The situation from the viewpoint of a Colony attempting to retain a European identity in the face of monopolistic demands for coolie labor was then quite hopeless, whether Terry had shot a Chinaman to draw attention to views already felt by most people, or whether he had stayed within the law to become a formidable organizer for a group such as the White Race League.
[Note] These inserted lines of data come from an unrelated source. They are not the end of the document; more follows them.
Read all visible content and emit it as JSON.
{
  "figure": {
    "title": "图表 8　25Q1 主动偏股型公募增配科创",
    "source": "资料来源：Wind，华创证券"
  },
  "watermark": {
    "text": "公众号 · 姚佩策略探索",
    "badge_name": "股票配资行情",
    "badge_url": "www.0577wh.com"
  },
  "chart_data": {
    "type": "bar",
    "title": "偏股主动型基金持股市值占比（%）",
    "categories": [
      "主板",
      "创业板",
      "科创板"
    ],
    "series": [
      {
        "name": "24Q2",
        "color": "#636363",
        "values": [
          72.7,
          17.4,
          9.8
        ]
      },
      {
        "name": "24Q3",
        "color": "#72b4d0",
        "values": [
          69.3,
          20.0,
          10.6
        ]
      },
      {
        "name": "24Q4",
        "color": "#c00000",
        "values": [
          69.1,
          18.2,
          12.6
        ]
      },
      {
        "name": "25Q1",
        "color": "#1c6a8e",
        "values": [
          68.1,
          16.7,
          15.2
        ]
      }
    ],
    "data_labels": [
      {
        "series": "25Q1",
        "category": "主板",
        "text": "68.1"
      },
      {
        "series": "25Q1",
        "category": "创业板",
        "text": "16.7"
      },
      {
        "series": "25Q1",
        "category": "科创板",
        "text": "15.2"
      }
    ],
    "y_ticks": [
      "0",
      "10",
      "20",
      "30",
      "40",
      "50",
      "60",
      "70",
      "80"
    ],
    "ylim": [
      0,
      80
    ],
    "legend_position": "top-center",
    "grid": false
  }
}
His answer was ultimately that of “revolution,” because the real problem Terry recognized was not the “alien races” per se, but the plutocracy that had taken over the Empire and operated behind the flag, throne, and guns of Britain, just as today the neo-imperialists of international finance that took the place of the old Empires operate behind the flag and the weaponry of the USA. In essence, what Terry was saying then, was what the Left-liberal guru Noam Chomsky has stated of today:

Capitalism basically wants people to be interchangeable cogs, and differences among them such as on the basis of race, usually are not functional.  Over the long term you can expect capitalism to be anti-racist – just because it’s anti-human. And race is in fact a human characteristic – there’s no reason why it should be a negative characteristic. So therefore identifications based on race interfere with the basic ideal that people should be available just as consumers and producers, interchangeable cogs who will purchase all the junk that’s produced …[8]

What existed within the British Empire was a dichotomy: the valor of the soldiers at Rorke’s Drift contra the concentration camps set up for Afrikaans women and children during the Anglo-Boer War; the incorruptible British administrator dispensing justice contra the war to secure the opium trade in China for David Sassoon under the protection of the British Flag; the pioneers who set out from the slums of Britain to the colonies in pursuit of a better life contra the money-lenders who charged them usury on loans to secure miserable plots of land. As Terry indicated, the Empire expressed both the best and the worst of intentions, the imperial ideals of a Rhodes or a Kipling corrupted by the lords of finance.

Soon after, plutocracy had outgrown the confines of the old imperialism. So the old empires were scuttled after the death blow wrought by World War II. Then, in the name of “anti-imperialism,” a new order was imposed upon the world: a moneyed lordship more total, and a worship of Mammon more pervasive, than anything in Terry’s era. As for New Zealand, there is now an official commitment to becoming part of Asia, all in the name of “Free Trade.”

Notes

1. “Anti-Chinese League,” Wellington meeting advisement, Evening Post, Volume LII, Issue 92, September 9, 1896, p. 6.

2. “The Anti-Chinese Movement,” Nelson Evening Mail, Volume XLIII, February 6, 1909, p. 2.

3. Dr. T. F. MacDonald, “Reasons for a White Race Movement,” White Race Pamphlets No. 1, White Race League, ca. 1907.

4. “The White Race League,” The Star, Christchurch, Issue 8981, July 15, 1907, p. 2.

5. “The Brown and Yellow Peril. Views of Sir Robert Stout,” Nelson Evening Mail, Volume XL, July 18, 1905, p. 2.

6. Manying Ip and Nigel Murphy, Aliens At My Table: Asians as New Zealanders See Them (Auckland: Penguin Books, 2005).  The book, printed in bi-lingual English-Chinese, is of course intended as a program in guilt inducement for New Zealand’s traditional bigotry in regard to the “Yellow Peril,” which makes it plain is still manifested by, for example, Winston Peters and the New Zealand First Party. In alluding to Terry, Manying and Murphy describe The Shadow as “a novel” (sic), p. 17.

7. “Again the Asiatic,” Evening Post, Wellington, Volume LXXVI, Issue 63, September 11, 1908, p. 6.

8. Noam Chomsky, Understanding Power (New York: The New York Press, 2002), pp. 88–89.